Профессор Архипов, усталый, морщинистый старик с простым лицом дедушки-крестьянина, сидел в кабинете Нины Павловны за ее столом. На нем была темная, в клетку рубашка без галстука и толстый пиджак-букле. По левую руку от него сидела китаянка в белом халате, по правую — необычайно резко выделяющийся на фоне белого халата улыбающийся негр.
— Здравствуйте, поэт Эдуард Савенко! — крестьянин-профессор встал и протянул юноше руку. Недоумевая, больной Савенко руку взял. — Это мои аспиранты, — представил китаянку и негра профессор. И китаянка, и негр пожали руку больного.
— Садитесь, устраивайтесь поудобнее!
Юноша сел и забросил ногу за ногу. Ему было неудобно перед китаянкой и негром за нелепость своего больнично-банного одеяния. Хотя медбратья заставили его одеть на это свидание новый халат, новые кальсоны и новые тапки. Показушники!
Профессор Архипов, мягко улыбаясь всеми своими морщинами, смотрел на больного.
— Я прочел твою историю болезни, поэт, — сказал он, вдруг переходя на «ты».
— И что? Что вы решили? — больной агрессивно поглядел на профессора.
— Ты авантюрист, — сказал профессор спокойно. — Но авантюризм не болезнь, и посему ты не по праву занимаешь место в стенах этого почтенного заведения. — Негр и китаянка улыбнулись, как будто они понимали по-русски. — Сегодня тебя выпишут.
Больной обалдело глядел на профессора.
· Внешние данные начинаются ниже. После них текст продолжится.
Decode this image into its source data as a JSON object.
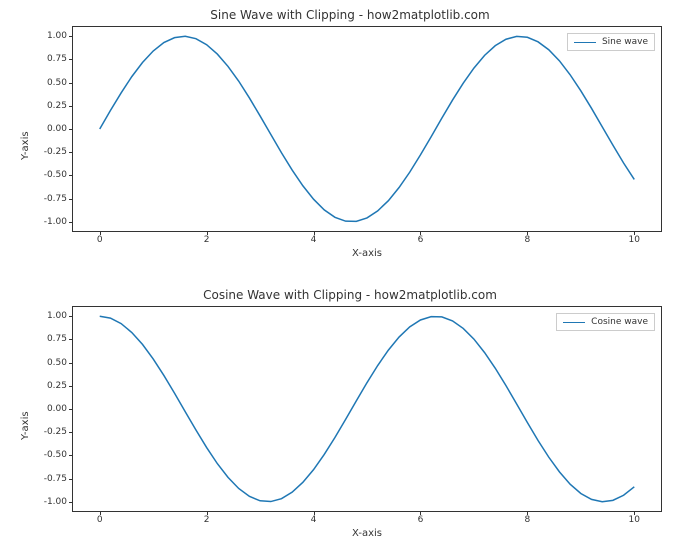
{
  "chart_data": [
    {
      "type": "line",
      "title": "Sine Wave with Clipping - how2matplotlib.com",
      "xlabel": "X-axis",
      "ylabel": "Y-axis",
      "xlim": [
        -0.5,
        10.5
      ],
      "ylim": [
        -1.1,
        1.1
      ],
      "xticks": [
        0,
        2,
        4,
        6,
        8,
        10
      ],
      "yticks": [
        -1.0,
        -0.75,
        -0.5,
        -0.25,
        0.0,
        0.25,
        0.5,
        0.75,
        1.0
      ],
      "legend": {
        "position": "upper right",
        "entries": [
          "Sine wave"
        ]
      },
      "series": [
        {
          "name": "Sine wave",
          "color": "#1f77b4",
          "x": [
            0.0,
            0.2,
            0.4,
            0.6,
            0.8,
            1.0,
            1.2,
            1.4,
            1.6,
            1.8,
            2.0,
            2.2,
            2.4,
            2.6,
            2.8,
            3.0,
            3.2,
            3.4,
            3.6,
            3.8,
            4.0,
            4.2,
            4.4,
            4.6,
            4.8,
            5.0,
            5.2,
            5.4,
            5.6,
            5.8,
            6.0,
            6.2,
            6.4,
            6.6,
            6.8,
            7.0,
            7.2,
            7.4,
            7.6,
            7.8,
            8.0,
            8.2,
            8.4,
            8.6,
            8.8,
            9.0,
            9.2,
            9.4,
            9.6,
            9.8,
            10.0
          ],
          "y": [
            0.0,
            0.199,
            0.389,
            0.565,
            0.717,
            0.841,
            0.932,
            0.985,
            1.0,
            0.974,
            0.909,
            0.808,
            0.675,
            0.516,
            0.335,
            0.141,
            -0.058,
            -0.256,
            -0.443,
            -0.612,
            -0.757,
            -0.872,
            -0.952,
            -0.994,
            -0.996,
            -0.959,
            -0.883,
            -0.773,
            -0.631,
            -0.465,
            -0.279,
            -0.083,
            0.117,
            0.312,
            0.494,
            0.657,
            0.794,
            0.899,
            0.968,
            0.999,
            0.989,
            0.94,
            0.855,
            0.735,
            0.585,
            0.412,
            0.223,
            0.024,
            -0.174,
            -0.367,
            -0.544
          ]
        }
      ]
    },
    {
      "type": "line",
      "title": "Cosine Wave with Clipping - how2matplotlib.com",
      "xlabel": "X-axis",
      "ylabel": "Y-axis",
      "xlim": [
        -0.5,
        10.5
      ],
      "ylim": [
        -1.1,
        1.1
      ],
      "xticks": [
        0,
        2,
        4,
        6,
        8,
        10
      ],
      "yticks": [
        -1.0,
        -0.75,
        -0.5,
        -0.25,
        0.0,
        0.25,
        0.5,
        0.75,
        1.0
      ],
      "legend": {
        "position": "upper right",
        "entries": [
          "Cosine wave"
        ]
      },
      "series": [
        {
          "name": "Cosine wave",
          "color": "#1f77b4",
          "x": [
            0.0,
            0.2,
            0.4,
            0.6,
            0.8,
            1.0,
            1.2,
            1.4,
            1.6,
            1.8,
            2.0,
            2.2,
            2.4,
            2.6,
            2.8,
            3.0,
            3.2,
            3.4,
            3.6,
            3.8,
            4.0,
            4.2,
            4.4,
            4.6,
            4.8,
            5.0,
            5.2,
            5.4,
            5.6,
            5.8,
            6.0,
            6.2,
            6.4,
            6.6,
            6.8,
            7.0,
            7.2,
            7.4,
            7.6,
            7.8,
            8.0,
            8.2,
            8.4,
            8.6,
            8.8,
            9.0,
            9.2,
            9.4,
            9.6,
            9.8,
            10.0
          ],
          "y": [
            1.0,
            0.98,
            0.921,
            0.825,
            0.697,
            0.54,
            0.362,
            0.17,
            -0.029,
            -0.227,
            -0.416,
            -0.589,
            -0.737,
            -0.857,
            -0.942,
            -0.99,
            -0.998,
            -0.967,
            -0.897,
            -0.791,
            -0.654,
            -0.49,
            -0.307,
            -0.112,
            0.087,
            0.284,
            0.469,
            0.635,
            0.776,
            0.886,
            0.96,
            0.996,
            0.993,
            0.95,
            0.869,
            0.754,
            0.608,
            0.439,
            0.252,
            0.054,
            -0.146,
            -0.34,
            -0.519,
            -0.678,
            -0.811,
            -0.911,
            -0.975,
            -1.0,
            -0.985,
            -0.93,
            -0.839
          ]
        }
      ]
    }
  ],
  "subplots": [
    {
      "title": "Sine Wave with Clipping - how2matplotlib.com",
      "legend_label": "Sine wave",
      "xlabel": "X-axis",
      "ylabel": "Y-axis"
    },
    {
      "title": "Cosine Wave with Clipping - how2matplotlib.com",
      "legend_label": "Cosine wave",
      "xlabel": "X-axis",
      "ylabel": "Y-axis"
    }
  ],
  "xtick_labels": [
    "0",
    "2",
    "4",
    "6",
    "8",
    "10"
  ],
  "ytick_labels": [
    "-1.00",
    "-0.75",
    "-0.50",
    "-0.25",
    "0.00",
    "0.25",
    "0.50",
    "0.75",
    "1.00"
  ]
}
Он ожидал, что его выпишут, но не так… Старичок весело и устало смотрел на больного.
— Но ведь я же… я же пытался покончить с собой…
— Глупости. Я не верю в то, что ты серьезно собирался умереть. Ну-ка, покажи руку?
Больной отвернул широкий рукав халата и показал профессору шрамы. Профессор помял руку и жестом пригласил китаянку и негра взглянуть. Что-то сообщил им на английском языке. Китаянка и негр согласно кивнули и опять заулыбались.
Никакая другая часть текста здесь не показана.